The first step is to verify that both your starting sample rate and your target sample rate are rational numbers. Since they are integers they are automatically rational numbers. If one of them wasn't a rational number it would still be possible to make the sample rate change, but it is a much different process and more difficult.
The next step is to factor the two sample rates. The starting sample rate, in this case, is 44100, which factors to $2^2*3^2*5^2*7^2$. The target sample rate, 16000, factors to $2^7*5^3$. Thus, to convert from the starting sample rate to the target rate we must decimate by $3^2*7^2$ and interpolate by $2^5*5$.
The previous steps have to be done no matter how you want to resample the data. Now let's talk about how to do it with FFT's. The trick to resampling with FFT's is to pick FFT lengths that make everything work out nicely. That means picking an FFT length that is a multiple of the decimation rate (441, in this case). For the sake of the example, let's pick an FFT length of 441, though we could have picked 882, or 1323, or any other positive multiple of 441.
To understand how this works it helps to visualize it. You start out with an audio signal that looks, in the frequency domain, something like the figure below.

When you're done with your processing you want to decrease the sample rate to 16 kHz, but you want as little distortion as possible. In other words, you simply want to keep everything from the picture above from -8 kHz to +8 kHz and drop everything else. That results in the picture below.

Please note that the sample rates are not to scale, they are just there to illustrate the concepts.
The beauty of picking an FFT length that is a multiple of the decimation factor is that you can resample simply by dropping portions of the FFT result, and then inverse FFT what is left. In the case of our example you FFT 441 samples of data, which gets you 441 complex samples in the frequency domain. We want to decimate by 441 and interpolate by 160 ($2^5*5$), so we keep the 160 samples that represent the frequencies from -8 kHz to +8 kHz. We then inverse FFT those samples and presto! You have 160 time domain samples that are sampled at 16 kHz.

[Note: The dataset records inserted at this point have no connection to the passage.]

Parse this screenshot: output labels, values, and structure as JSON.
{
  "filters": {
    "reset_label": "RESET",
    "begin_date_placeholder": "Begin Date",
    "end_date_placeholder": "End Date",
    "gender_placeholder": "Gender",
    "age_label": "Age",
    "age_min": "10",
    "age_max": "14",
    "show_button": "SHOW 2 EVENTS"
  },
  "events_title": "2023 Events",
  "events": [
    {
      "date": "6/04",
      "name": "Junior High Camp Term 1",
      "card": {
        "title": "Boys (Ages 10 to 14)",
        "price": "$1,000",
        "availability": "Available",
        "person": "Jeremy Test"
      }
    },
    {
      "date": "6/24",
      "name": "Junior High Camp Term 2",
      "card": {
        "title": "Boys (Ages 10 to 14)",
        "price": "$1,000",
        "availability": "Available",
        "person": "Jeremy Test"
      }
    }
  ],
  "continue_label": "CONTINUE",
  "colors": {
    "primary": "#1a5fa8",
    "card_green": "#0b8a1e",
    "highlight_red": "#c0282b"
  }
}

As you might suspect, there are a couple of potential problems. I will go through each one and explain how you can overcome them.
What do you do if your data is not a nice multiple of the decimation factor? You can easily overcome this by padding the end of your data with enough zeros to make it a multiple of the decimation factor. The data is padded BEFORE it is FFT'ed.
Even though the method I explained is very simple, it is also non-ideal in that it can introduce ringing and other nasty artifacts in the time domain. You can avoid that by filtering the frequency domain data before dropping the high frequency data. You do this by FFT'ing your filter of length $l$, padding your data (before FFT'ing it) with at least $l-1$ zeros (please note that the number of data samples and the number of padding samples must BOTH be a positive multiple of the decimation factor- you can increase the padding length to meet this constraint), FFT'ing the padded data, multiplying the frequency domain data and filter, and then aliasing the high frequency (> 8 kHz) results down into the low frequency (< 8 kHz) results before dropping the high frequency results. Unfortunately, since filtering in the frequency domain is a big topic in its own right, I won't be able to go into more detail in this answer. I will say, though, that if you filter and are processing the data in more than one chunk, you will need to implement Overlap-and-Add or Overlap-and-Save to make the filtering continuous.
I hope this helps.
EDIT: The difference between the starting number of frequency domain samples and the target number of frequency domain samples needs to be even so that you can remove the same number of samples from the positive side of the results as the negative side of the results. In the case of our example, the starting number of samples was the decimation rate, or 441, and the target number of samples was the interpolation rate, or 160. The difference is 279, which is not even. The solution is to double the FFT length to 882, which causes the target number of samples to also double to 320. Now the difference is even, and you can drop the appropriate frequency domain samples with no problems.